1999 Apr;23(2):131-141.
Effect of Hyperglycemia on Internalization of Insulin-receptor Complexes in Human Umbilical
Vein Endothelial Cells
- Affiliations
-
- 1Department of Internal Medicine, College of Medicine, The Catholic University of Korea.
Abstract
-
BACKGROUND: It is well known that hyperglycemia activates protein kinase C (PKC) in vascular endothelial cells.
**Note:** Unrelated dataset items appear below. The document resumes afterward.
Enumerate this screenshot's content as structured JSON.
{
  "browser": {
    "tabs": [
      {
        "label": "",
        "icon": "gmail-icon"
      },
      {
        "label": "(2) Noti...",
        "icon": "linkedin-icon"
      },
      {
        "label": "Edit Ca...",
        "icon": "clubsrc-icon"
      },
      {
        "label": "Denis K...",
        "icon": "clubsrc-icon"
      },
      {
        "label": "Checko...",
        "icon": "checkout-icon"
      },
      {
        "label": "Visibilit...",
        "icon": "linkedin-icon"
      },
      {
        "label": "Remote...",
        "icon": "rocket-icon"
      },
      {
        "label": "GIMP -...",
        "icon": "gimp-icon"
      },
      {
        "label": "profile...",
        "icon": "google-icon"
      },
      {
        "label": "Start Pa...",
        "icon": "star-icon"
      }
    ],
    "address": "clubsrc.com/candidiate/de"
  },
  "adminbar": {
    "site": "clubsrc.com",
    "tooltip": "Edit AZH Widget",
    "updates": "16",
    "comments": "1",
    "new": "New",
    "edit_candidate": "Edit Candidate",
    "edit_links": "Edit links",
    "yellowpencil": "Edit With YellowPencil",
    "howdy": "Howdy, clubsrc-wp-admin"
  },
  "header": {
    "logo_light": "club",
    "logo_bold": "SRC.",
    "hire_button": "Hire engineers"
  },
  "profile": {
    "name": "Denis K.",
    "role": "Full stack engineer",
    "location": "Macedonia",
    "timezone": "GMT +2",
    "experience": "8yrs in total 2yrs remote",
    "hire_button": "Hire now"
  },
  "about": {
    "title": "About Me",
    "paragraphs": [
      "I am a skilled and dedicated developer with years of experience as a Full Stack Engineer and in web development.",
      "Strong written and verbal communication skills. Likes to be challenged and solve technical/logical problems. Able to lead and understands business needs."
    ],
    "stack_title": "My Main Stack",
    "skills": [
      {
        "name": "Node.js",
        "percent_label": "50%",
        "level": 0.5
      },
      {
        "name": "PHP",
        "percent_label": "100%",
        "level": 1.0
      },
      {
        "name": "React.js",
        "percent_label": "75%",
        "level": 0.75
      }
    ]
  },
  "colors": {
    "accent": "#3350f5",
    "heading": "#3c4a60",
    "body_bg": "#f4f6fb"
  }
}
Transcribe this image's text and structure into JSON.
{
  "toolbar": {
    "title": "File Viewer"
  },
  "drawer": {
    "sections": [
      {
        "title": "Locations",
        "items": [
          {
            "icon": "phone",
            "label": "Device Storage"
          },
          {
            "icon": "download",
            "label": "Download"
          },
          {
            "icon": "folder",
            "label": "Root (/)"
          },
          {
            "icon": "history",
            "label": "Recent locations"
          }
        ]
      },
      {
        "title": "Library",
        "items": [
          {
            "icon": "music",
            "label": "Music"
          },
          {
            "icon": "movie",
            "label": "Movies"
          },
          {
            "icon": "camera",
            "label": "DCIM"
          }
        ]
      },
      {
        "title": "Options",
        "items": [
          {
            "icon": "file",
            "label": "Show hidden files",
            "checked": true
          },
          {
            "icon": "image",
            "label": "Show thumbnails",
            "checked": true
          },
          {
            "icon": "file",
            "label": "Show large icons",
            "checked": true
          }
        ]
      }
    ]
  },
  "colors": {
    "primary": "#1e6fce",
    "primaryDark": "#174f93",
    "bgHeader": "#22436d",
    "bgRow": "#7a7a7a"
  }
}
However, the effect of hyperglycemia on internalization and recycling of insulin receptors by insulin in endothelial
cells has not been examined thus far.
METHODS
Human umbilical vein endothelial cells (HUVECs) were isolated from healthy, pregnant women. Confluent HUVECs were incubated in a culture media containing either 5 (NG group) or 25 mM glucose (HG group) for 4 days. Then, we measured the insulin binding, internalization and recycling of the insulin receptor and release of internalized insulin into the media. RESULTS: There was no difference in binding of 0.17 nM 125I-insulin between the two groups. However, the amount of internalized 125I-insulin, determined by the aeid washing method, was significantly greater in the HG group compared to the NG group. The addition of 10 pM 1-(5-isoquino-linesulfonyl)-2-methyl-piperazine (H7), a PKC inhibitor, to the HG group prevented the increase of internalization in 125I-insulin. In addition, preincubation with unlabeled insulin resulted in a decrease of 125I-insulin binding to a greater extent in the HG group compared with the NG group, indicating that high
glucose levels increased internalizntion of insulin receptors. The high glucose-induced increase in internalization
of insulin receptors was prevented by an addition of H7. Recycling of insulin receptors to the cell surface was not
affected by high glucose. Internalized 125I-insulin released into media with time. The released amount of I-insulin
in the HC group tended to be greater compared to the NG group.
CONCLUSION
These results suggest that hyperglycemia may increase internalization of the insulin-receptor complexes in vascular endothelial cells through PKC activation.